У людей же нашего сословия отношение к заключенным совершенно иное. В их глазах человек, попавший в тюрьму, становится парией. Такие, как я, не имеют право дышать и вообще занимать место под солнцем. Наше присутствие омрачает радость существования для других. Когда нас выпускают на волю, мы повсюду – нежеланные гости. Нам больше не позволено любоваться бликами луны по ночам. Даже детей у нас отбирают. Наши связи с остальным человечеством – самое прекрасное, что у нас было, – оказываются напрочь разорванными. Мы обречены на одиночество, хотя у нас и есть сыновья. Нам отказано в том единственном, что могло бы исцелить и поддержать нас, умиротворить наши изболевшиеся души, явиться чудодейственным бальзамом для наших истерзанных сердец.

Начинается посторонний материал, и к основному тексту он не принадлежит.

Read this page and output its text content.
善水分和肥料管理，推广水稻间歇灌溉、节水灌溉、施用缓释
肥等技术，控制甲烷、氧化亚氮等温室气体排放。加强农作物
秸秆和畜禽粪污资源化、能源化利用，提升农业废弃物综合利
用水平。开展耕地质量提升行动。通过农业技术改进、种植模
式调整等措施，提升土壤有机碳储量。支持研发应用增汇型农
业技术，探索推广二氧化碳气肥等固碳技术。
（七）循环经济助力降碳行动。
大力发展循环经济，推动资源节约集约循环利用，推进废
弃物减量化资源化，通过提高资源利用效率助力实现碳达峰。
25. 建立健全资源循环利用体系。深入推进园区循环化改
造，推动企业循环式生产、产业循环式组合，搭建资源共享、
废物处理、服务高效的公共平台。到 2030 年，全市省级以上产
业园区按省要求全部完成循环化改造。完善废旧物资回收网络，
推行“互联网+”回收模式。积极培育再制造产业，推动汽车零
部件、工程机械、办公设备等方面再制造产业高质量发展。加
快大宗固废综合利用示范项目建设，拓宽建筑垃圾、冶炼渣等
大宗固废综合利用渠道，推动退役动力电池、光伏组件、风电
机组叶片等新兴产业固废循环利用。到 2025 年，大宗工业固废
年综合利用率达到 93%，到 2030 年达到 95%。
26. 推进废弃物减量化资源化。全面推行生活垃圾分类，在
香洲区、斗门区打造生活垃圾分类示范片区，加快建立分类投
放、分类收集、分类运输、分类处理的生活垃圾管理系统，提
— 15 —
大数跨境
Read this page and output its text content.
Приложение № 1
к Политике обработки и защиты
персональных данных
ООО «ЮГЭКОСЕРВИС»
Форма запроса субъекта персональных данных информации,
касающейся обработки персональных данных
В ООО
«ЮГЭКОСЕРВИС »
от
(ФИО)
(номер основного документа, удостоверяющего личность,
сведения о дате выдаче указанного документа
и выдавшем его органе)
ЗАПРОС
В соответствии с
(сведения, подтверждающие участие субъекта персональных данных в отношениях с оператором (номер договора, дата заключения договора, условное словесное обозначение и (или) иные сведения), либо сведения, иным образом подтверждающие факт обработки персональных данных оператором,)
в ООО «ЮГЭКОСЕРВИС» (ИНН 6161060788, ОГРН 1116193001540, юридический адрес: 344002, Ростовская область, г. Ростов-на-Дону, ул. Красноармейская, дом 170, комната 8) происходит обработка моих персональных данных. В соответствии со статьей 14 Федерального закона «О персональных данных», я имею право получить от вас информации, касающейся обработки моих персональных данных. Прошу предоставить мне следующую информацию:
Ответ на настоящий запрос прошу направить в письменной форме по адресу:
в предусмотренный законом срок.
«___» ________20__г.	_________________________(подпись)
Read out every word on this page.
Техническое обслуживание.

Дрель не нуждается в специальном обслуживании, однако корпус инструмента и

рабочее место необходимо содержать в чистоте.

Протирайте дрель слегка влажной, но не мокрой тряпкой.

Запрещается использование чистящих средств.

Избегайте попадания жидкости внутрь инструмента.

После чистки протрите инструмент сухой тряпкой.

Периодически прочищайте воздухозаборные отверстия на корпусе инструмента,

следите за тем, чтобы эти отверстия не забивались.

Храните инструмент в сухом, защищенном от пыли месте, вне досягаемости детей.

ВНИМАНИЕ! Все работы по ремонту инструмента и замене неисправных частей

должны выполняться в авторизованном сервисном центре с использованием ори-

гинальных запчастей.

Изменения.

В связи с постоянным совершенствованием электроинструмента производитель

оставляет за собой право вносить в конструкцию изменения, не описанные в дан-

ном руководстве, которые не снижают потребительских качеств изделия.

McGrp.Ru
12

Ко всему этому добавилось то обстоятельство (для тебя пустяковое, а для меня крайне важное), что своими поступками и своим молчанием, своими действиями и своим бездействием ты омрачал буквально каждый день моего и без того малорадостного и кажущегося бесконечным заточения. Даже хлеб и вода – основа моего тюремного пайка – потеряли свой вкус по твоей милости. Хлеб казался мне горьким, а вода – солоноватой и затхлой.

Ты только удвоил то горе, которое должен был бы разделить со мной; ты лишь обострил ту боль, которую должен был бы облегчить своим участием. Я знаю, ты этого не хотел. Я абсолютно уверен, что ты этого не хотел. Все объясняется, как я уже писал, «поистине роковым пороком твоего характера – полнейшим отсутствием воображения».

В конце концов мне придется простить тебя. Я просто вынужден буду простить тебя. Это письмо я пишу вовсе не для того, чтобы вселить в твое сердце горечь, а чтобы искоренить ее из своего сердца. Я должен буду простить тебя ради себя самого. Человек не может вечно согревать на своей груди змею, которая жалит его. Он не может вставать еженощно и сеять тернии в саду души своей. Мне будет нетрудно простить тебя, если ты мне хоть немного поможешь. Как бы ты ни поступал со мной в прежние времена, я всегда прощал тебя легко и с готовностью. Но тогда это тебе не пошло на пользу. Только тот, чья жизнь ничем не запятнана, может с легкостью прощать прегрешения другим людям.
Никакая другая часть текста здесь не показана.